After the death of his wife, Menashe (newcomer Menashe Lustig) is stuck in a difficult situation. Tradition dictates that he can’t raise a child without the help of a spouse, meaning his 10-year-old son is forced to live with family members until he remarries. He argues for an exception to be made and is granted a week to spend with his son alone, haphazardly performing parental tasks in an effort to prove to others that he’s worthy of more responsibility.

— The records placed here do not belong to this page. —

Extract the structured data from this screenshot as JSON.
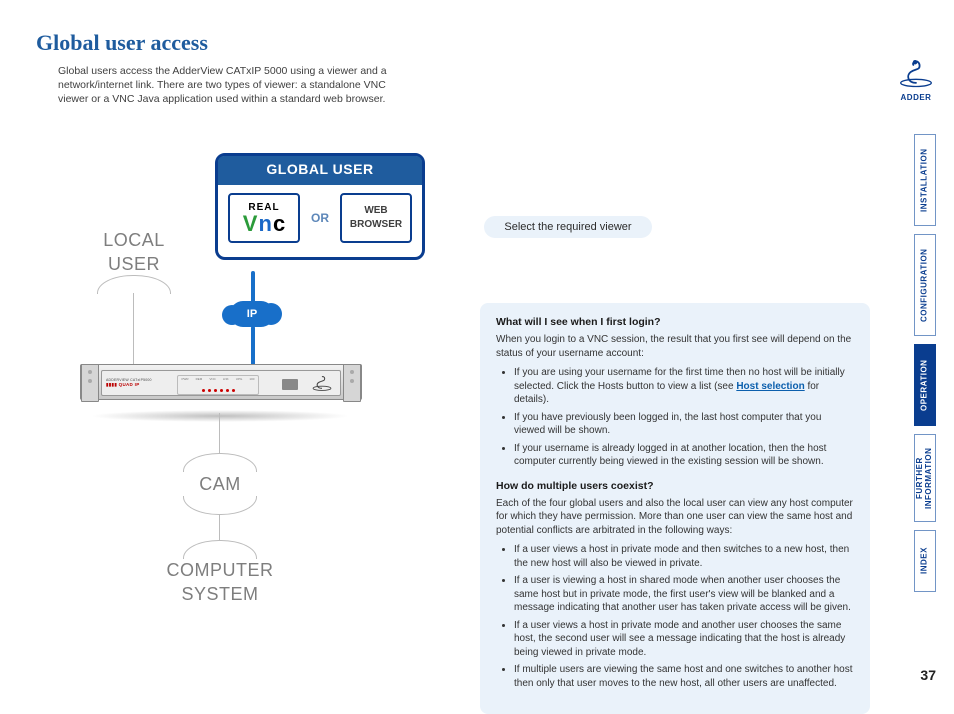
{
  "page_number": "37",
  "brand": "ADDER",
  "title": "Global user access",
  "intro": "Global users access the AdderView CATxIP 5000 using a viewer and a network/internet link. There are two types of viewer: a standalone VNC viewer or a VNC Java application used within a standard web browser.",
  "viewer_hint": "Select the required viewer",
  "diagram": {
    "global_user_title": "GLOBAL USER",
    "or_label": "OR",
    "vnc_real": "REAL",
    "web_browser_l1": "WEB",
    "web_browser_l2": "BROWSER",
    "ip_label": "IP",
    "local_user_l1": "LOCAL",
    "local_user_l2": "USER",
    "cam_label": "CAM",
    "computer_system_l1": "COMPUTER",
    "computer_system_l2": "SYSTEM",
    "device_leds": [
      "PWR",
      "REM",
      "VNC",
      "LNK",
      "UPG",
      "100"
    ],
    "device_quad": "QUAD IP",
    "device_model": "ADDERVIEW CATxIP5000"
  },
  "info": {
    "q1_title": "What will I see when I first login?",
    "q1_lead": "When you login to a VNC session, the result that you first see will depend on the status of your username account:",
    "q1_bullets": [
      {
        "pre": "If you are using your username for the first time then no host will be initially selected. Click the Hosts button to view a list (see ",
        "link": "Host selection",
        "post": " for details)."
      },
      {
        "text": "If you have previously been logged in, the last host computer that you viewed will be shown."
      },
      {
        "text": "If your username is already logged in at another location, then the host computer currently being viewed in the existing session will be shown."
      }
    ],
    "q2_title": "How do multiple users coexist?",
    "q2_lead": "Each of the four global users and also the local user can view any host computer for which they have permission. More than one user can view the same host and potential conflicts are arbitrated in the following ways:",
    "q2_bullets": [
      "If a user views a host in private mode and then switches to a new host, then the new host will also be viewed in private.",
      "If a user is viewing a host in shared mode when another user chooses the same host but in private mode, the first user's view will be blanked and a message indicating that another user has taken private access will be given.",
      "If a user views a host in private mode and another user chooses the same host, the second user will see a message indicating that the host is already being viewed in private mode.",
      "If multiple users are viewing the same host and one switches to another host then only that user moves to the new host, all other users are unaffected."
    ]
  },
  "nav": {
    "installation": "INSTALLATION",
    "configuration": "CONFIGURATION",
    "operation": "OPERATION",
    "further_l1": "FURTHER",
    "further_l2": "INFORMATION",
    "index": "INDEX"
  }
}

Despite a setup that suggests an influx of sugar, the Sundance breakout remains a stridently unsentimental and unwaveringly naturalistic look at a difficult situation. To an outsider, the rule that forbids a widower from raising a child alone feels like a cruel injustice and despite being made by a relative outsider (Weinstein is Jewish but not Orthodox), the film doesn’t linger on outrage. The script was loosely based on the real-life story of Lustig, who faced a similar experience, and there’s an authenticity that feels hard-earned. Weinstein, whose work has been within documentaries thus far, successfully embeds himself within a community that strives to exist outside the surrounding world. Given the film’s muted tone, it’s a deceptively underplayed achievement.

As well as providing a fascinating insight into the traditions and everyday life of the people within the area, Menashe is also a compelling character study. There’s a pleasingly tough-minded view of our protagonist; he challenges our sympathies, and most frustratingly, his often childlike actions serve as a justification for why he’s ill equipped to parent alone. Weinstein is never desperate for us to like Menashe and cleverly plays with his backstory in one brave, surprising scene about his late wife.

But we remain emotionally invested, perhaps as a result of this realism, eager to spend more time with Menashe and his son, the delicacy of their bond constantly being tested. Given how we might view a “modern father”, there’s something interesting about studying a man whose household duties have been restricted to the minimum suddenly being forced to play a bigger part. For someone with no real acting experience, Lustig excels with a humane performance, effortlessly inhabiting every scene of the film.

Menashe is a quiet triumph, pulling back when other films would go too far, delivering an engaging drama of intimate detail and considerable humanity.